斜面を攻撃していた盗賊団の歩兵は死体の山を斜面に残し、一旦下がって距離を取り盾を並べて膠着していた。
そんな時に背後からイングマル達の攻撃を受けた兵たちは、100人を背後に向き直して対峙させ盾を並べた。
王都軍の弓兵は丘の頂上へ出てきて遠距離の攻撃を行い矢を放ち続け、盗賊団は無防備な頭上からの攻撃に1人また1人と倒されてゆく。
弓兵は確実性を増すため、的を1人に絞り確実に1人ずつ射倒してゆく。
盗賊団はいまだ王都軍より数が多いにもかかわらず、なすすべがない。
だが相手よりはるかに多い兵力に期待して撤退しようとはしない。
フランシスもジャンも「前進しよう。

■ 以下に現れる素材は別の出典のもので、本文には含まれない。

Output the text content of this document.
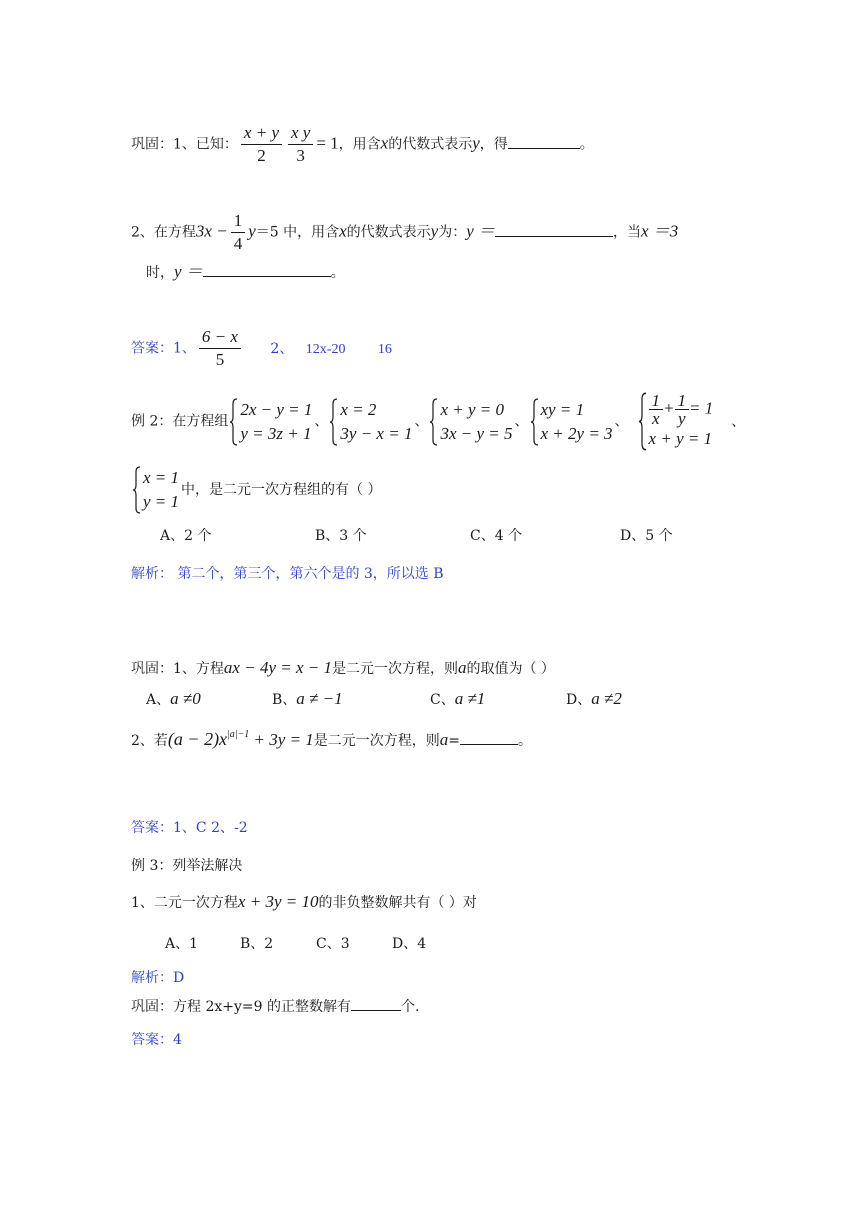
巩固：1、已知： $\frac{x + y}{2} \frac{\text{x y}}{3} = 1$，用含x的代数式表示y，得	。
2、在方程$3x - \frac{1}{4} y=5$ 中，用含x的代数式表示y为：y ＝	，当x ＝3
时，y ＝	。
答案：1、 $\frac{6 - x}{5} 2$、 12x-20 16
例 2：在方程组
2x − y = 1
y = 3z + 1
、
x = 2
3y − x = 1
、
x + y = 0
3x − y = 5
、
xy = 1
x + 2y = 3
、 $\frac{1}{x} + \frac{1}{y} = 1$
x + y = 1
、
x = 1
y = 1
中，是二元一次方程组的有（ ）
A、2 个	B、3 个	C、4 个	D、5 个
解析： 第二个，第三个，第六个是的 3，所以选 B
巩固：1、方程ax − 4y = x − 1是二元一次方程，则a的取值为（ ）
A、a ≠0	B、a ≠ −1	C、a ≠1	D、a ≠2
2、若$(a - 2)x^{|a|-1} + 3y = 1$是二元一次方程，则a=	。
答案：1、C 2、-2
例 3：列举法解决
1、二元一次方程x + 3y = 10的非负整数解共有（ ）对
A、1	B、2	C、3	D、4
解析：D
巩固：方程 2x+y=9 的正整数解有	个.
答案：4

」と言っていたがローズが止めた。
まだ敵に厚みのある今、陣形を崩すのはよくない。
しかしいつでも動けるように馬を連れてきて、馬車に馬を繋いで回った。
その対応を見て王さんの友人ガス・ウィンザースプーンは黙っていたが、感心してローズがただのお飾りではなく本物の参謀としての能力を持っていると認識した。
戦場では早くけりをつけようとついつい無理押ししたがるが、王都軍の歩兵は訓練通り無理をせず、本陣の命令に従って盾にこもってクロスボーの射撃に専念している。

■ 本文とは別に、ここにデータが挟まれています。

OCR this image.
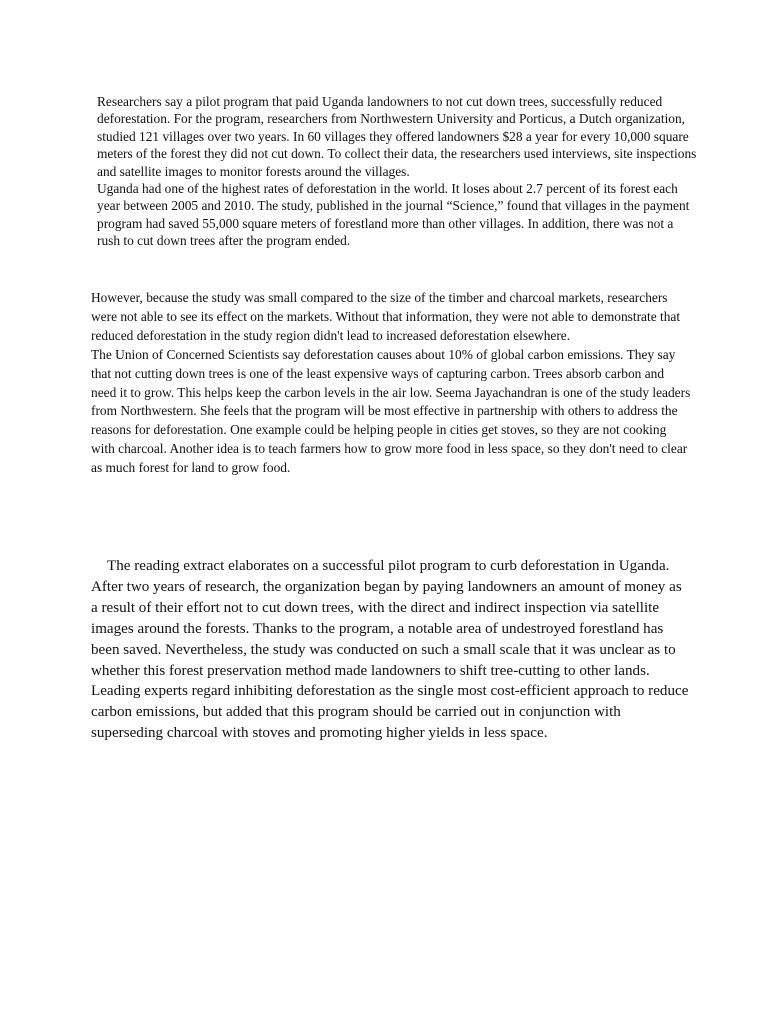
Researchers say a pilot program that paid Uganda landowners to not cut down trees, successfully reduced deforestation. For the program, researchers from Northwestern University and Porticus, a Dutch organization, studied 121 villages over two years. In 60 villages they offered landowners $28 a year for every 10,000 square meters of the forest they did not cut down. To collect their data, the researchers used interviews, site inspections and satellite images to monitor forests around the villages.

Uganda had one of the highest rates of deforestation in the world. It loses about 2.7 percent of its forest each year between 2005 and 2010. The study, published in the journal “Science,” found that villages in the payment program had saved 55,000 square meters of forestland more than other villages. In addition, there was not a rush to cut down trees after the program ended.

However, because the study was small compared to the size of the timber and charcoal markets, researchers were not able to see its effect on the markets. Without that information, they were not able to demonstrate that reduced deforestation in the study region didn't lead to increased deforestation elsewhere.

The Union of Concerned Scientists say deforestation causes about 10% of global carbon emissions. They say that not cutting down trees is one of the least expensive ways of capturing carbon. Trees absorb carbon and need it to grow. This helps keep the carbon levels in the air low. Seema Jayachandran is one of the study leaders from Northwestern. She feels that the program will be most effective in partnership with others to address the reasons for deforestation. One example could be helping people in cities get stoves, so they are not cooking with charcoal. Another idea is to teach farmers how to grow more food in less space, so they don't need to clear as much forest for land to grow food.

The reading extract elaborates on a successful pilot program to curb deforestation in Uganda. After two years of research, the organization began by paying landowners an amount of money as a result of their effort not to cut down trees, with the direct and indirect inspection via satellite images around the forests. Thanks to the program, a notable area of undestroyed forestland has been saved. Nevertheless, the study was conducted on such a small scale that it was unclear as to whether this forest preservation method made landowners to shift tree-cutting to other lands. Leading experts regard inhibiting deforestation as the single most cost-efficient approach to reduce carbon emissions, but added that this program should be carried out in conjunction with superseding charcoal with stoves and promoting higher yields in less space.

盗賊団は背後のイングマルたちを先に倒すため、全軍反転してイングマルたちに向かって突撃した。
イングマルたちは馬なのでさっさと離れてしまい、50m以上の距離を保ちながら正確にクロスボーを打ち続ける。
イングマルたちを追って歩兵が大きく後方へ広がって行き、盗賊団の密度が低くなってくると、ローズたちは全軍を前進させた。

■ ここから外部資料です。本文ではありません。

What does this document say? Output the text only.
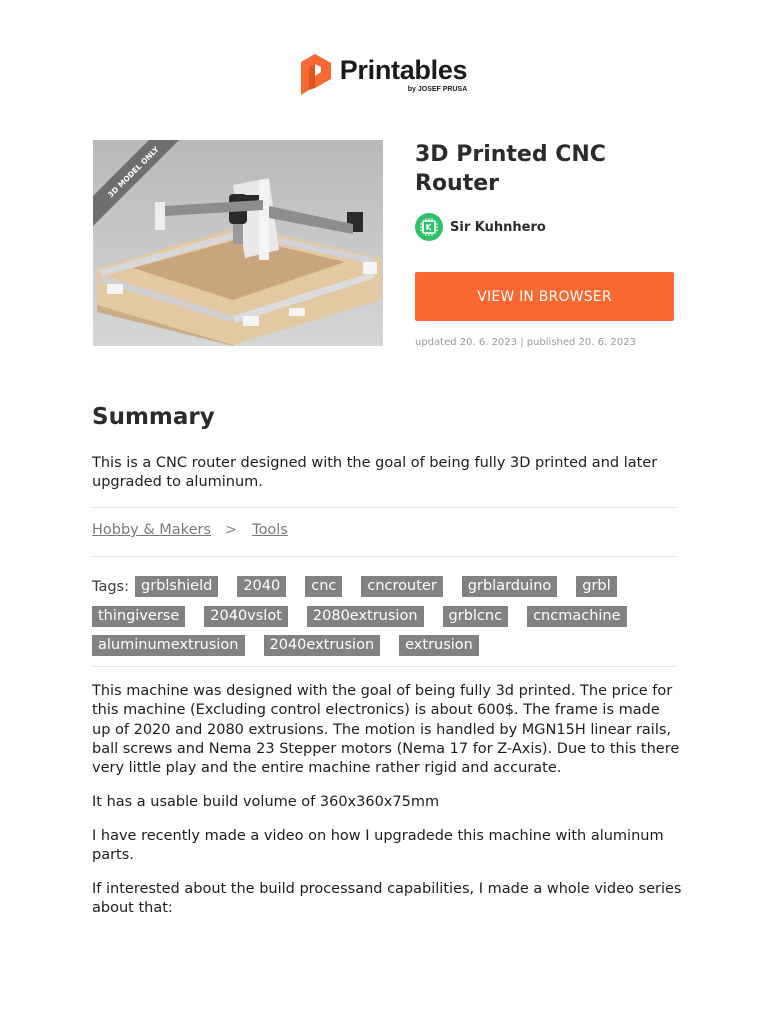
Printables
by JOSEF PRUSA
3D MODEL ONLY	3D Printed CNC Router
Sir Kuhnhero
VIEW IN BROWSER
updated 20. 6. 2023 | published 20. 6. 2023
Summary
This is a CNC router designed with the goal of being fully 3D printed and later upgraded to aluminum.
Hobby & Makers > Tools
Tags: grblshield	2040	cnc	cncrouter	grblarduino	grbl
thingiverse	2040vslot	2080extrusion	grblcnc	cncmachine
aluminumextrusion	2040extrusion	extrusion

This machine was designed with the goal of being fully 3d printed. The price for this machine (Excluding control electronics) is about 600$. The frame is made up of 2020 and 2080 extrusions. The motion is handled by MGN15H linear rails, ball screws and Nema 23 Stepper motors (Nema 17 for Z-Axis). Due to this there very little play and the entire machine rather rigid and accurate.

It has a usable build volume of 360x360x75mm

I have recently made a video on how I upgradede this machine with aluminum parts.

If interested about the build processand capabilities, I made a whole video series about that:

慌てずに斜面を降りてくると盗賊団は「バリケードのない斜面の下に王都軍が来た!」と再び全軍に王都軍本隊への突撃を命じた。
しかし後方に広がった兵には命令が届かず、そのままイングマルたちを追い続けた。
盗賊団の半分ほどが王都軍の本隊に向かっていくが、突入はところどころ散発的なものになり戦力は分散してしまっている。
ローズは丘の上から太鼓の合図とともに各小隊に旗の合図を送り、分散している敵を各個に包囲するように合図した。
その間も、丘の上から弓兵が後方の敵に矢を放ち続ける。
イングマルたちは1列縦隊になってかけながら矢を放ち、ほとんどクロスボーだけで相手を倒して行く。
至近距離での剣の戦いは、できるだけ避けていた。
そのため誰も負傷していない。
イングマルたちを追っていた盗賊団の歩兵はようやく合図を受け、王都軍の攻撃に向かう。
が、たちまちイングマルに背後襲われ、次々と戦力を削られてゆく。
戦場が劇的に変化することは滅多にない。
少しずつ粘り強く敵を倒して行くより他はない。
皆かごを編むように一人一人確実に倒していった。
すでに数時間経っていたが王都軍の本隊はWの陣形となり、中央のΛに馬車列があり外側に歩兵という陣形で、敵を2個に分裂させることに成功していた。